Paulo Campos III, the Princeton University-educated co-founder and managing director of Zalora Philippines, says his company is scaling up operations to keep up with the frenetic activities during the holiday season.
“The market is accelerating this year compared to last year and even faster than the last time we talked. Christmas is drawing more and more customers to shop online,” Campos says in a news briefing.
“Sales momentum started to pick-up as early as October, a few weeks earlier than last year. And the peaks and highs are even higher than last year. But I can tell you in December we’re averaging more than double the traffic last year, or more than 100 percent,” says Campos, while announcing Zalora’s biggest sales event—12.12 Online Fever—a four-day campaign that starts midnight of Dec. 12 across Southeast Asia.

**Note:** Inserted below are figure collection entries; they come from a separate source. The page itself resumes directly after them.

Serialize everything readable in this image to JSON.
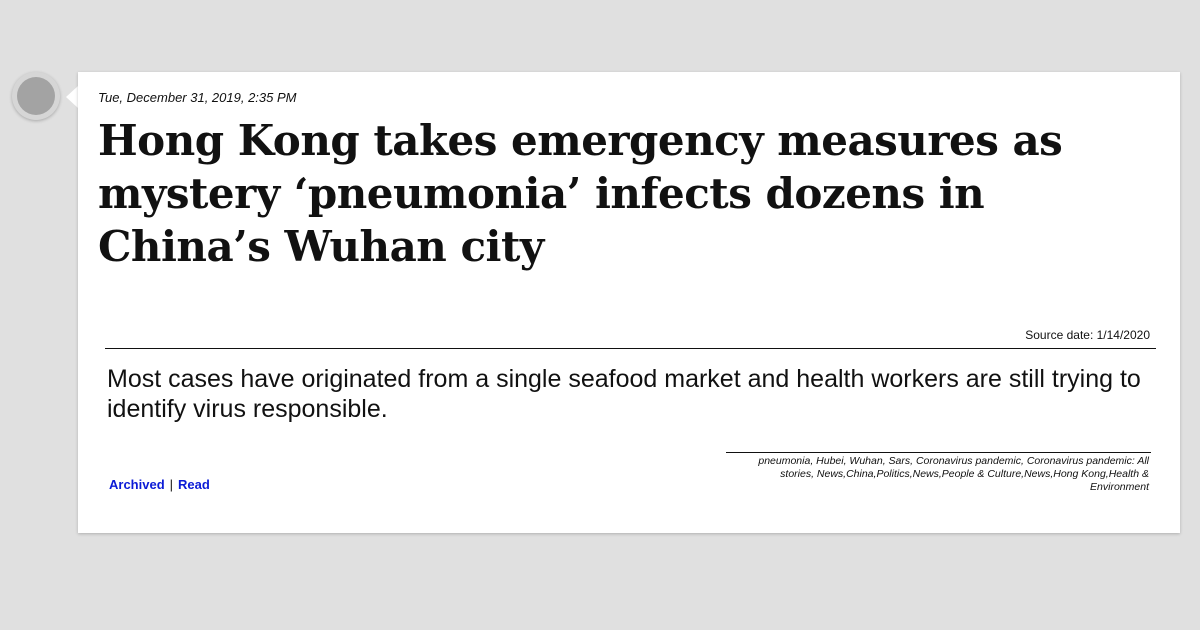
{
  "article": {
    "date": "Tue, December 31, 2019, 2:35 PM",
    "headline": "Hong Kong takes emergency measures as mystery ‘pneumonia’ infects dozens in China’s Wuhan city",
    "source_date": "Source date: 1/14/2020",
    "summary": "Most cases have originated from a single seafood market and health workers are still trying to identify virus responsible.",
    "tags": "pneumonia, Hubei, Wuhan, Sars, Coronavirus pandemic, Coronavirus pandemic: All stories, News,China,Politics,News,People & Culture,News,Hong Kong,Health & Environment"
  },
  "links": {
    "archived_label": "Archived",
    "separator": "|",
    "read_label": "Read"
  },
  "colors": {
    "background": "#e0e0e0",
    "card": "#ffffff",
    "link": "#0b1bd6",
    "timeline_dot": "#a3a3a3"
  }
}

Zalora Philippines, which is supported by Germany’s Rocket Internet GmBh, is Asia’s leading online fashion retailer. Campos helped establish Zalora Philippines in January 2012 when he was 28, after working for The Boston Consulting Group in Singapore and Ayala Land Inc.
Campos graduated magna cum laude with a Bachelor of Arts Degree from Princeton University in 2005. He also has an MBA degree from Harvard Business School.
Campos says this year’s cyber sales event offers exclusive deals on more than 200 fashion and beauty brands across six markets, including the Philippines, Singapore, Malaysia, Hong Kong, Taiwan and Indonesia.
Campos says 12.12 Online Fever is a region-wide sales event that aims to drive the e-commerce industry across the region, bringing to consumers some of the best deals that encourage online purchases and convert traditional shoppers into e-consumers.
He observes that buyers have been spending more time on the net, especially when the holiday season peaks.
From browsing an average of 10 minutes in previous years, consumers are now spending 13 to 14 minutes per browse on the net “which maybe small from a consumer point of view but big for us already.”
“The more they spend time visiting our site, the more they get engaged, the more they tend to make a purchase,” he says. “More engagement, I think, is because of more brands [and] better assortment [of products]. They are more coming to the website and the figure is doubling.” Globally, Zalora has seen an increase in new customers by 32 percent. With most of the major brands now housed in Zalora, the company is focused on deepening engagements with brands and with customers.
“We are always adding more brands, but at this rate we got almost the big ones. Now we’re going deeper as we are shifting our focus to deepening the engagement with customers. We will be doing other brands, as well. Those big names that haven’t signed up up with us, we intend to convince them more,” Campos says.
“The thing about big brands is that they create incremental demand. In fashion, it’s all in the brand. Our progress this year, why we move from strength to strength, is because we’ve proven that our brand profile is one of the best in the online world,” says Campos.
As sales grow brisk, operations are also expected to keep up with the volume. Zalora is beefing up its delivery system, hiring more riders on top of the current fleet of 400.
Zalora is pro-active, he says, as it moves to determine fashion trends, globally and on the regional scale. It also helps consumers arrive at a decision via the shopper’s price comparison.
Cyber shopping has changed the mindset of Filipino consumers, he says. In 2016, the Philippines reached the average global e-commerce penetration rate.
A study by an independent research company in Singapore shows that about 46 percent of Filipinos now have access to the internet, while 29 percent of Filipinos have experienced online shopping.